If you’re new to PC RPGs, and looking for the best RPG
games, the choice is simple. Buy Dragon Age by Bioware, which is on discount
now, and skip out on Dragon Age 2 entirely. No Dragon Age 2 – nada, never. Additionally,
don’t bother waiting for the upcoming Dragon Age Inquisition, as key Bioware
Founders Ray Muzyka and Greg Zeschuk left the company, leaving dim prospects for
good future installments.
Dragon Age 2 got rid of Choice
Let’s start by getting why Dragon Age 2 isn’t
worth buying out of the way. The worst, most damning element of Dragon Age 2, is the lack of character
choice: ie the inability to pick a race, lack of choice over family, last name
or origin story. It was such a huge reversal of basic RPG game mechanics from
the days of Baldur’s Gate I all the way to Dragon Age to do away with character
customization. In Dragon Age 2 you had to basically play as a white anglosaxon human
whose last name was Hawke and had a pre-determined family set. Hell, even Cloud
Strife would have been better. That restrictive anti-role playing decision is
just brutal and unforgiveable. Unlike most RPG games you couldn’t pick the
inventory of your other party members.
Dragon Age 2's Story was made from the leftovers of the original Dragon Age
Some story elements that only made the
B-list in the original Dragon Age, as mere sidequest fodder, have been promoted
to the plot of the main storyline in Dragon Age 2. For example the simmering
tension between the Templar and Mages, already well ploughed ground from Dragon
Age, is forcefed down your throat in Dragon Age 2 – to the point where you just
get sick of it. The overall plot of Dragon Age 2 is fairly linear with the key
events being predetermined regardless of your player’s choice. Fine, that’s not
such a big deal, except that the sidequests were lacklustre as well. Major optional
bosses that should have been impressive, were placed in boring contexts with
lacklustre stories. Most disturbingly, you play through the same maps over and
over so the element of surprise, wonder and exploration is removed from the
game. Some designer thought it was ok for you to shuffle through the same
underground mine or woodshed over and over again.
Dragon Age 2 Had a thematic Identity Crisis
The game lacked a certain “gritty realism” throughout. Yet
it never quite adopted a totally cartoon like Yoshi’s Story theme either. The
game just had a mixed, confused identity-crisis of what it was trying to be. The
excessive cartoon like animations, ie crossbow bolts from the sky, felt like a
need to appease newer gamers, but in the end it accomplished nothing. Former
fans were alienated as Bioware’s old secret sauce was watered down; and new
gamers may have found the combat accessible, but hardly impressive, compared to
modern “twitch” action games. The lure of Dragon Age was overall game-world
coherence coupled with tactical strategic combat. Bioware used to make great RPGs,
and they went downhill, probably irreversibly, with Dragon Age 2.
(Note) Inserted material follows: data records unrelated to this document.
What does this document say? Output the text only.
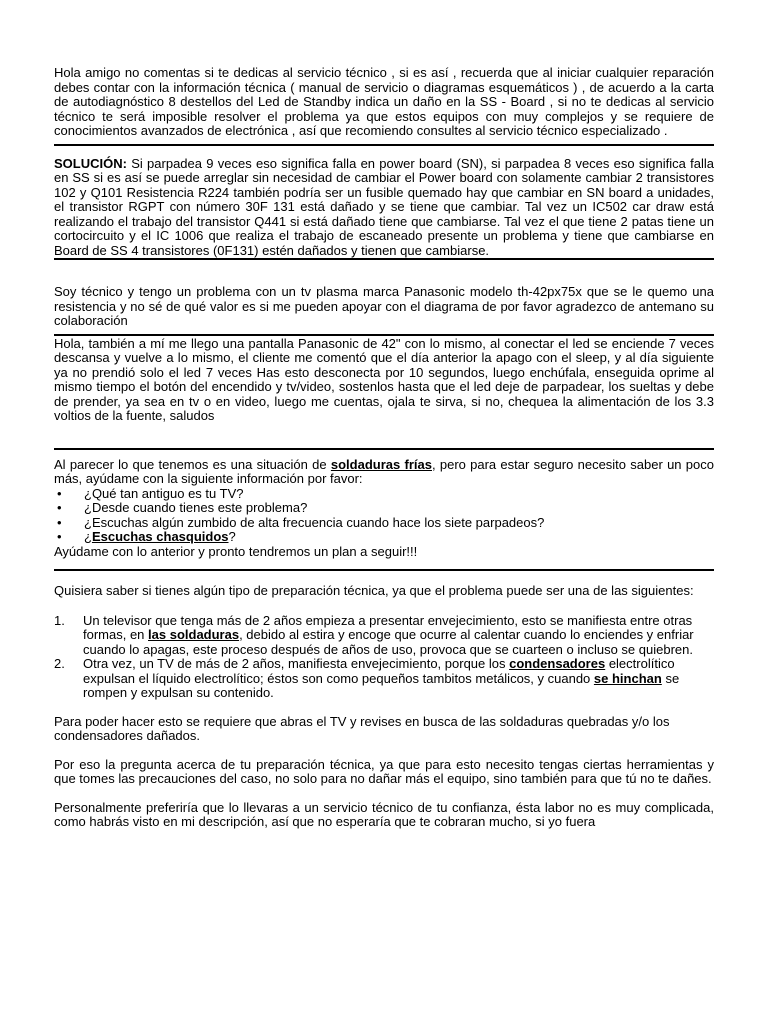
Hola amigo no comentas si te dedicas al servicio técnico , si es así , recuerda que al iniciar cualquier reparación debes contar con la información técnica ( manual de servicio o diagramas esquemáticos ) , de acuerdo a la carta de autodiagnóstico 8 destellos del Led de Standby indica un daño en la SS - Board , si no te dedicas al servicio técnico te será imposible resolver el problema ya que estos equipos con muy complejos y se requiere de conocimientos avanzados de electrónica , así que recomiendo consultes al servicio técnico especializado .

SOLUCIÓN: Si parpadea 9 veces eso significa falla en power board (SN), si parpadea 8 veces eso significa falla en SS si es así se puede arreglar sin necesidad de cambiar el Power board con solamente cambiar 2 transistores 102 y Q101 Resistencia R224 también podría ser un fusible quemado hay que cambiar en SN board a unidades, el transistor RGPT con número 30F 131 está dañado y se tiene que cambiar. Tal vez un IC502 car draw está realizando el trabajo del transistor Q441 si está dañado tiene que cambiarse. Tal vez el que tiene 2 patas tiene un cortocircuito y el IC 1006 que realiza el trabajo de escaneado presente un problema y tiene que cambiarse en Board de SS 4 transistores (0F131) estén dañados y tienen que cambiarse.

Soy técnico y tengo un problema con un tv plasma marca Panasonic modelo th-42px75x que se le quemo una resistencia y no sé de qué valor es si me pueden apoyar con el diagrama de por favor agradezco de antemano su colaboración

Hola, también a mí me llego una pantalla Panasonic de 42" con lo mismo, al conectar el led se enciende 7 veces descansa y vuelve a lo mismo, el cliente me comentó que el día anterior la apago con el sleep, y al día siguiente ya no prendió solo el led 7 veces Has esto desconecta por 10 segundos, luego enchúfala, enseguida oprime al mismo tiempo el botón del encendido y tv/video, sostenlos hasta que el led deje de parpadear, los sueltas y debe de prender, ya sea en tv o en video, luego me cuentas, ojala te sirva, si no, chequea la alimentación de los 3.3 voltios de la fuente, saludos

Al parecer lo que tenemos es una situación de soldaduras frías, pero para estar seguro necesito saber un poco más, ayúdame con la siguiente información por favor:

• ¿Qué tan antiguo es tu TV?
• ¿Desde cuando tienes este problema?
• ¿Escuchas algún zumbido de alta frecuencia cuando hace los siete parpadeos?
• ¿Escuchas chasquidos?

Ayúdame con lo anterior y pronto tendremos un plan a seguir!!!

Quisiera saber si tienes algún tipo de preparación técnica, ya que el problema puede ser una de las siguientes:

1. Un televisor que tenga más de 2 años empieza a presentar envejecimiento, esto se manifiesta entre otras formas, en las soldaduras, debido al estira y encoge que ocurre al calentar cuando lo enciendes y enfriar cuando lo apagas, este proceso después de años de uso, provoca que se cuarteen o incluso se quiebren.
2. Otra vez, un TV de más de 2 años, manifiesta envejecimiento, porque los condensadores electrolítico expulsan el líquido electrolítico; éstos son como pequeños tambitos metálicos, y cuando se hinchan se rompen y expulsan su contenido.

Para poder hacer esto se requiere que abras el TV y revises en busca de las soldaduras quebradas y/o los condensadores dañados.

Por eso la pregunta acerca de tu preparación técnica, ya que para esto necesito tengas ciertas herramientas y que tomes las precauciones del caso, no solo para no dañar más el equipo, sino también para que tú no te dañes.

Personalmente preferiría que lo llevaras a un servicio técnico de tu confianza, ésta labor no es muy complicada, como habrás visto en mi descripción, así que no esperaría que te cobraran mucho, si yo fuera
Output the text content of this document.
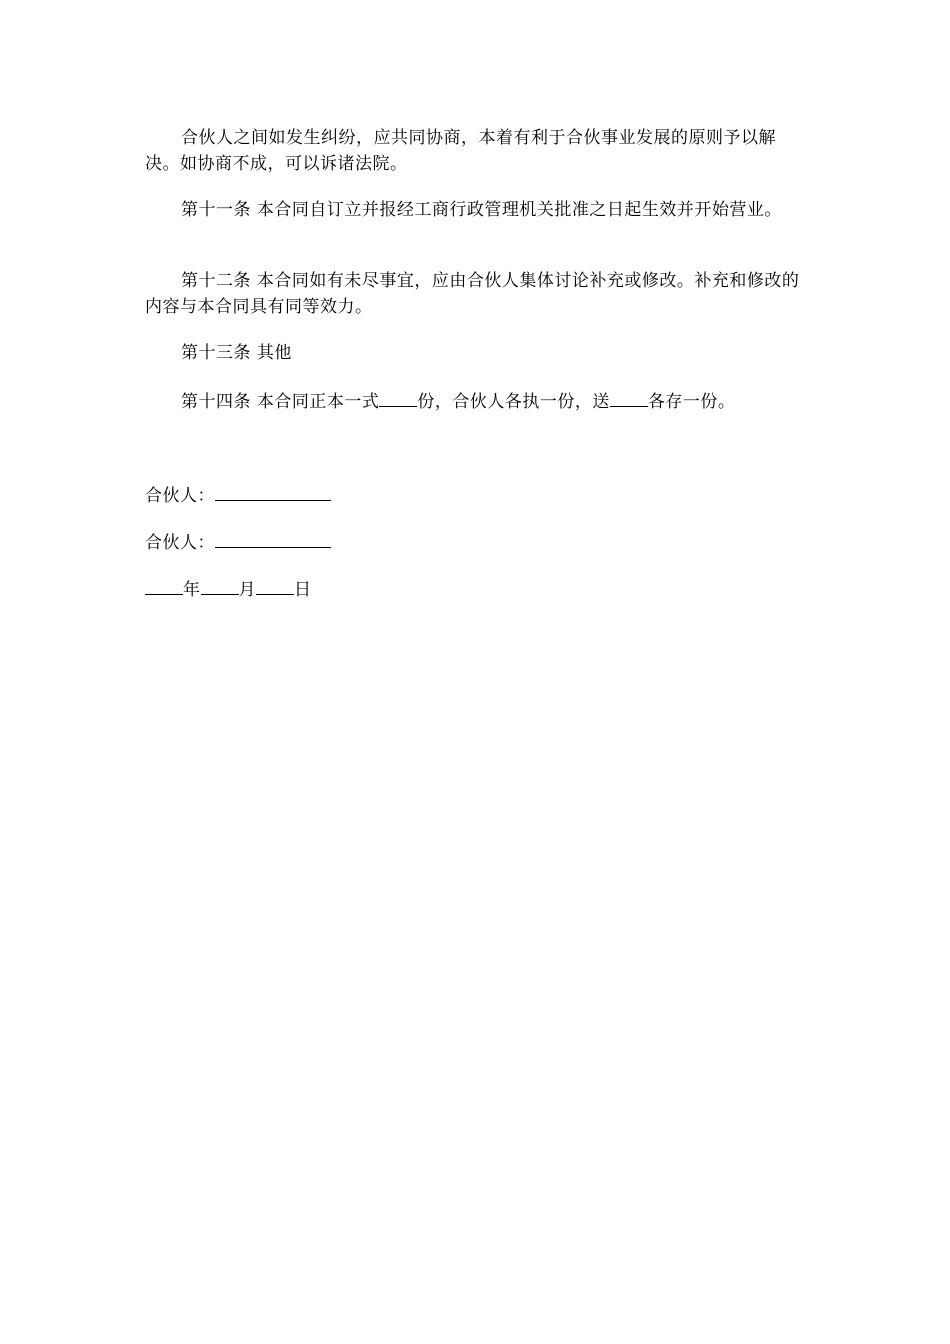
合伙人之间如发生纠纷，应共同协商，本着有利于合伙事业发展的原则予以解决。如协商不成，可以诉诸法院。

第十一条 本合同自订立并报经工商行政管理机关批准之日起生效并开始营业。

第十二条 本合同如有未尽事宜，应由合伙人集体讨论补充或修改。补充和修改的内容与本合同具有同等效力。

第十三条 其他

第十四条 本合同正本一式 份，合伙人各执一份，送 各存一份。

合伙人：

合伙人：

年 月 日
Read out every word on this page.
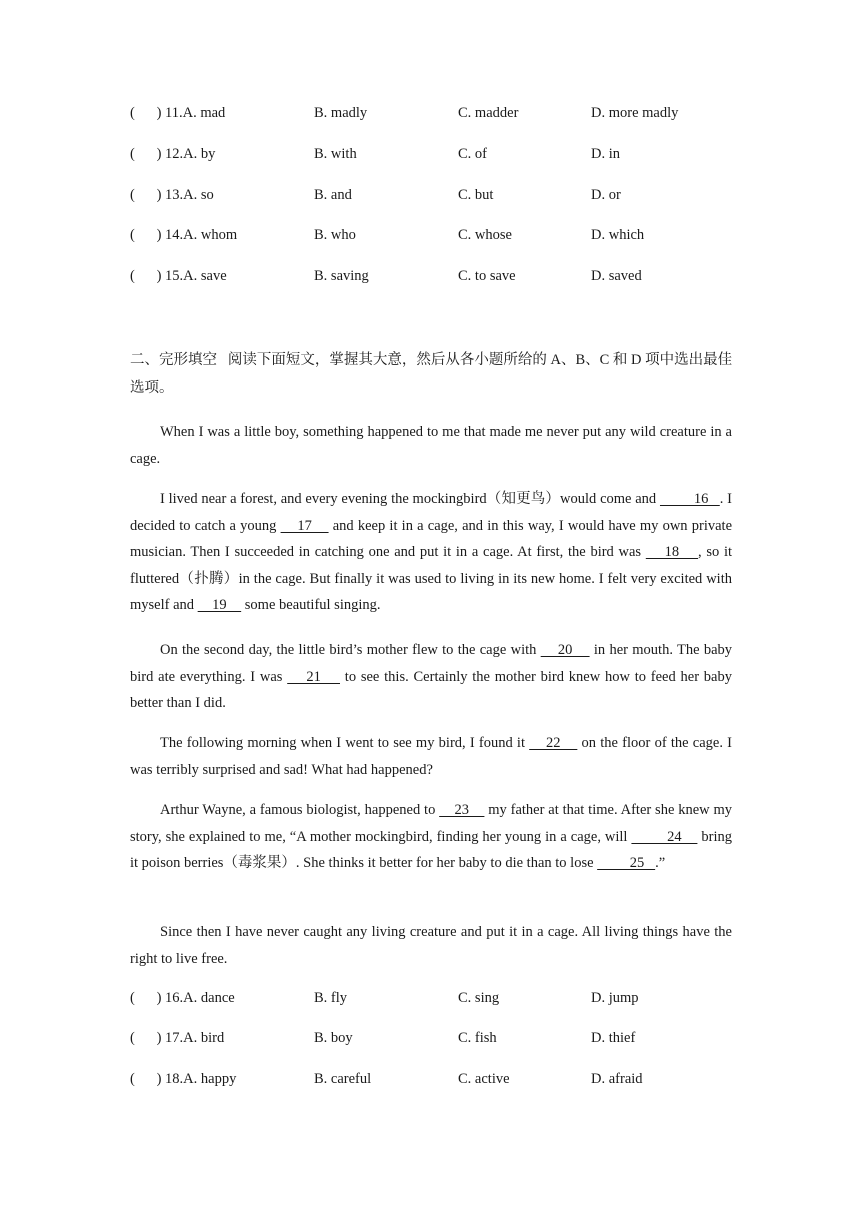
(      ) 11.A. mad	B. madly	C. madder	D. more madly
(      ) 12.A. by	B. with	C. of	D. in
(      ) 13.A. so	B. and	C. but	D. or
(      ) 14.A. whom	B. who	C. whose	D. which
(      ) 15.A. save	B. saving	C. to save	D. saved

二、完形填空   阅读下面短文，掌握其大意，然后从各小题所给的 A、B、C 和 D 项中选出最佳选项。

When I was a little boy, something happened to me that made me never put any wild creature in a cage.

I lived near a forest, and every evening the mockingbird（知更鸟）would come and          16   . I decided to catch a young     17     and keep it in a cage, and in this way, I would have my own private musician. Then I succeeded in catching one and put it in a cage. At first, the bird was     18    , so it fluttered（扑腾）in the cage. But finally it was used to living in its new home. I felt very excited with myself and     19     some beautiful singing.

On the second day, the little bird’s mother flew to the cage with     20     in her mouth. The baby bird ate everything. I was     21     to see this. Certainly the mother bird knew how to feed her baby better than I did.

The following morning when I went to see my bird, I found it     22     on the floor of the cage. I was terribly surprised and sad! What had happened?

Arthur Wayne, a famous biologist, happened to     23     my father at that time. After she knew my story, she explained to me, “A mother mockingbird, finding her young in a cage, will          24     bring it poison berries（毒浆果）. She thinks it better for her baby to die than to lose          25   .”

Since then I have never caught any living creature and put it in a cage. All living things have the right to live free.

(      ) 16.A. dance	B. fly	C. sing	D. jump
(      ) 17.A. bird	B. boy	C. fish	D. thief
(      ) 18.A. happy	B. careful	C. active	D. afraid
Dragon Age 2 had cheesy cartoon-action combat in a pausable game
Additionally, Dragon Age 2’s combat system emphasized the least
fun combat elements of RPGs of healing-management and endurance in combat over
careful planning and finding the right strategy for the situation. There were too
many endless easy mobs that swarmed you. There was an unnecessary focus on
immediate party “positioning” during fights, akin to a console action game,
that felt out of place. For example there was a rock boss that had random
explosions where you had to hide behind pillars during the fight. This might be
exciting in a spontaneous action game like Devil May Cry, but not in a strategic
pausable game where you simply pause and command your party to move out of the
way. Basically the combat wasn’t strategic in a way that requires you to think
ahead to how to use of all of your party members’ abilities to overcome
interesting bosses.
Dragon Age: Origins had Freedom and Good SideQuests
Dragon Age: Origins, on the other hand, allowed you to play
as any one of a variety of different complex races, such as dwarves, elves, and
humans. Additionally it allowed you to pick between different class origins in
society, such as between Dwarven Nobility or Dwarven Commoners. Even the origin
stories, which were short 10-15 minute segments at the start of the game, were
gripping and entertaining. By the end of the story, you customized your entire
party, made fateful choices that could result in character deaths, and got to
pursue a variety of intriguing, well-crafted unique quests, including quests
for ancient relics and exploration of the strange otherworldly “Fade”. The game
maintained an emphasis on gritty realism throughout, and because of the
seriousness of your choices, you tended to feel satisfied by the finale of the
game – which was frankly a great end to a great game. The only problems were
that the combat might have actually been too hard for newer entrants to RPGs
and there might have been too much emphasis on the overcoming-the-blight-and-killing-darkspawn
main theme that limited the developer’s ability to produce more sidequests.
Nevertheless, Dragon Age was a far better game than Dragon
Age 2, and one of the best RPG games on the PC in a long time.